Adventures in Indian Cooking
March 16, 2007 12:35am CST
A few tips We gleaned some lessons from our research on Indian food. Don't forget the dal. I typically pass over the lentil stews at the Indian buffet, but this only proves my ignorance of the cuisine. Ismail Merchant, who was a movie producer and a skilled Indian cook, waxed poetic about dal. "In India, if you are invited to lunch or dinner and you are not served dal, the meal is considered incomplete," he wrote. "Dal is to India what pasta is to Italy, and the variations of dal dishes are just as extensive." Spices are the stuff of Indian cooking. The meats and vegetables can be interchanged, but spices must remain the same. Curry is not a particular spice, but a way of preparing food in a stew-like sauce. If you ask someone if they like Indian food and they respond, "I don't like curry," it is the equivalent of someone asking you if you like American food and you respond, "I don't like soup." Not all Indian food will make you breathe fire. True, most Indian food is well-spiced, but not all is hot. And most recipes are flexible in this regard-wimps like me can just skip the cayenne.

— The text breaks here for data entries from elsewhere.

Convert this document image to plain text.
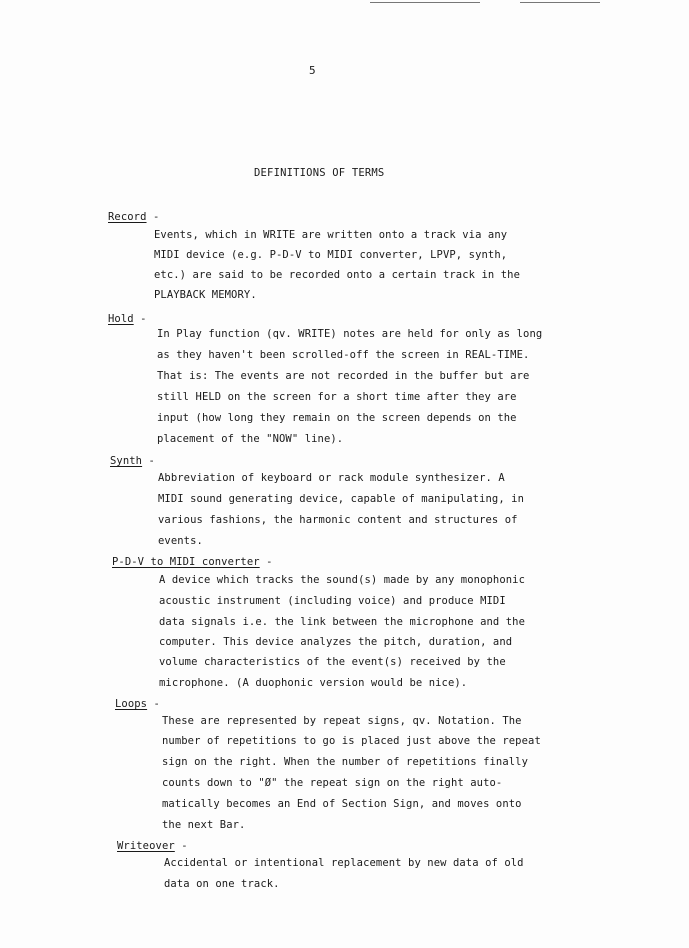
5
DEFINITIONS OF TERMS
Record -
Events, which in WRITE are written onto a track via any
MIDI device (e.g. P-D-V to MIDI converter, LPVP, synth,
etc.) are said to be recorded onto a certain track in the
PLAYBACK MEMORY.
Hold -
In Play function (qv. WRITE) notes are held for only as long
as they haven't been scrolled-off the screen in REAL-TIME.
That is: The events are not recorded in the buffer but are
still HELD on the screen for a short time after they are
input (how long they remain on the screen depends on the
placement of the "NOW" line).
Synth -
Abbreviation of keyboard or rack module synthesizer. A
MIDI sound generating device, capable of manipulating, in
various fashions, the harmonic content and structures of
events.
P-D-V to MIDI converter -
A device which tracks the sound(s) made by any monophonic
acoustic instrument (including voice) and produce MIDI
data signals i.e. the link between the microphone and the
computer. This device analyzes the pitch, duration, and
volume characteristics of the event(s) received by the
microphone. (A duophonic version would be nice).
Loops -
These are represented by repeat signs, qv. Notation. The
number of repetitions to go is placed just above the repeat
sign on the right. When the number of repetitions finally
counts down to "Ø" the repeat sign on the right auto-
matically becomes an End of Section Sign, and moves onto
the next Bar.
Writeover -
Accidental or intentional replacement by new data of old
data on one track.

Potatoes are expected. "One can do without meat and fish and poultry, but the potato is as essential an element to an Indian meal as wine is to a French meal," Merchant wrote. Armed with recipes, ingredients and a pile of spices, we began cooking. Although we got off to a rough start, our casual and forgiving friends showed up and pitched in. As if by magic, we soon had six steaming dishes of Indian food ready for the table. Since then, we've moved Indian dishes into our regular dinner rotation. And it no longer sounds scary or absurd when we declare: "We'll cook Indian."